I was following Brian Dang when he was still underground. Not really, but I should have been.

Melissa suggested that using Flow as the input interface might make more sense when there isn't a need for an elaborate user interface, and the intent is quick data capture. At the same time, I've been wanting to build a Flow using solely the mobile interface, so off I went to build a simple, yet effective, Flow mini-app.
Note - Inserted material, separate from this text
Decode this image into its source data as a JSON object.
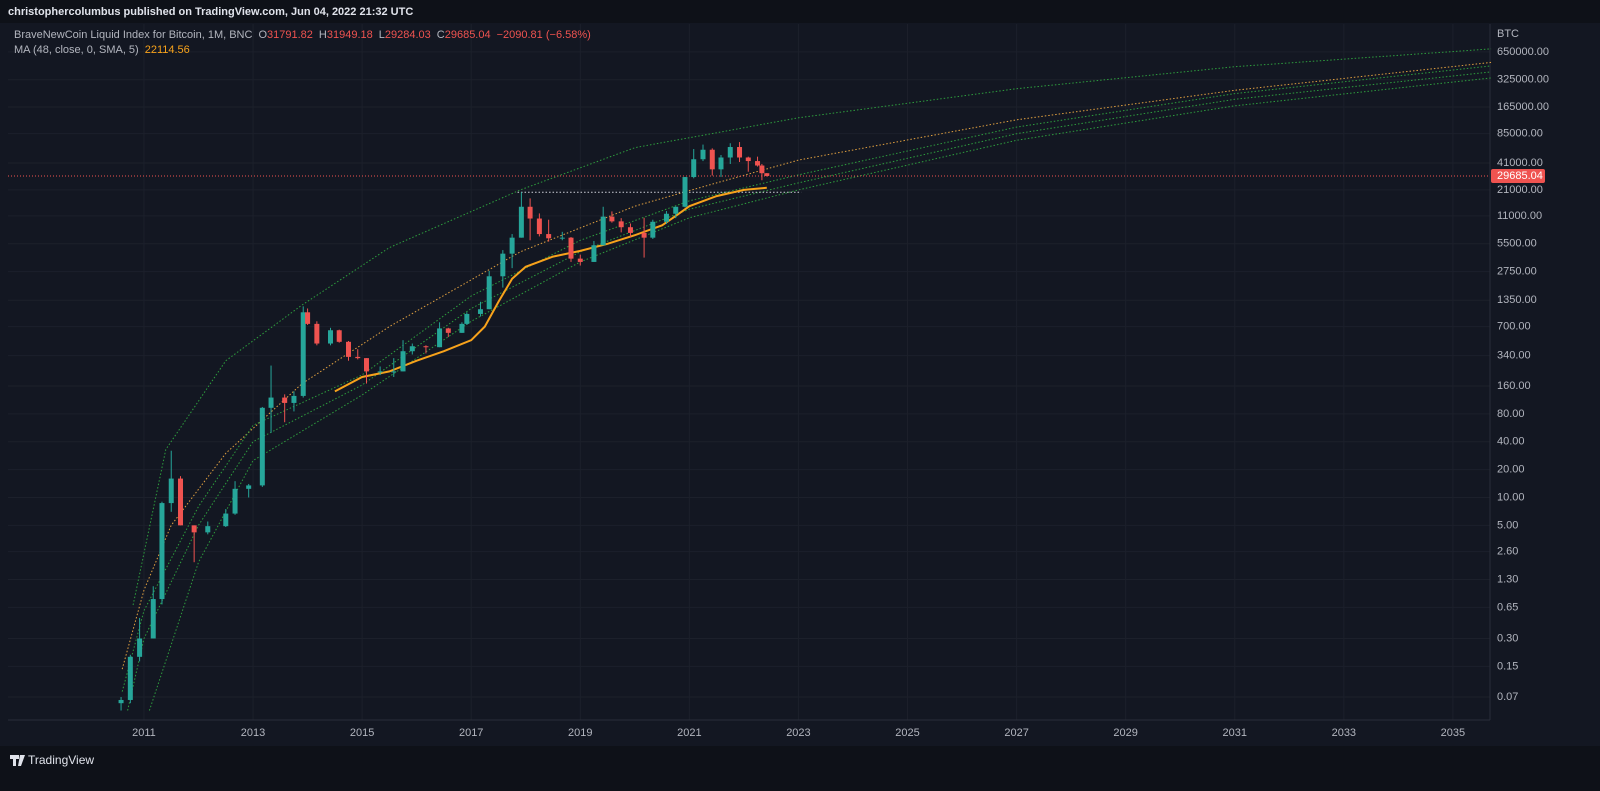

Beginning with the Flow app on my Android phone, I first went to the Flow buttons section but found that I could only build from templates there (unless I was doing something wrong). Instead, I just went to "Flows" to create one from scratch.

My intent with this Flow is to create an easy interface for my salespeople to gather names and email addresses while walking a trade show floor, or something similar. I know I could use a D365 App to do something similar, but I like Flow. It is my hammer, and this is obviously a nail.

From there, I added "Manually Trigger a Flow", which gives you the opportunity to collect different inputs: Text, Yes/No, File, eMail, or a Number. I chose two text fields (First and Last Name), and an eMail address.


Initially, I was going to have this write to a MailChimp list, but realized I want the lead inside Dynamics 365 instead. I could have run a parallel action to write to both at the same time, or ran them linearly (the issue there is if the first write fails, the second one won't happen).

From there, it was simply a matter of adding the correct action, "Create a New Record" using my Dynamics 365 connector, and bringing in the gathered data from the trigger inputs.

Once the lead was in D365, I could sync it with a MailChimp list and run campaigns and so on. The idea here was only to capture it.

In the image below, you can see where I've added the tags from the trigger to the Create Record Action.


That's it, really! Flow automatically created a button, and now I can share it with folks so they can create leads without having to do all of the things they complain about having to do.

Flow creates a button automatically!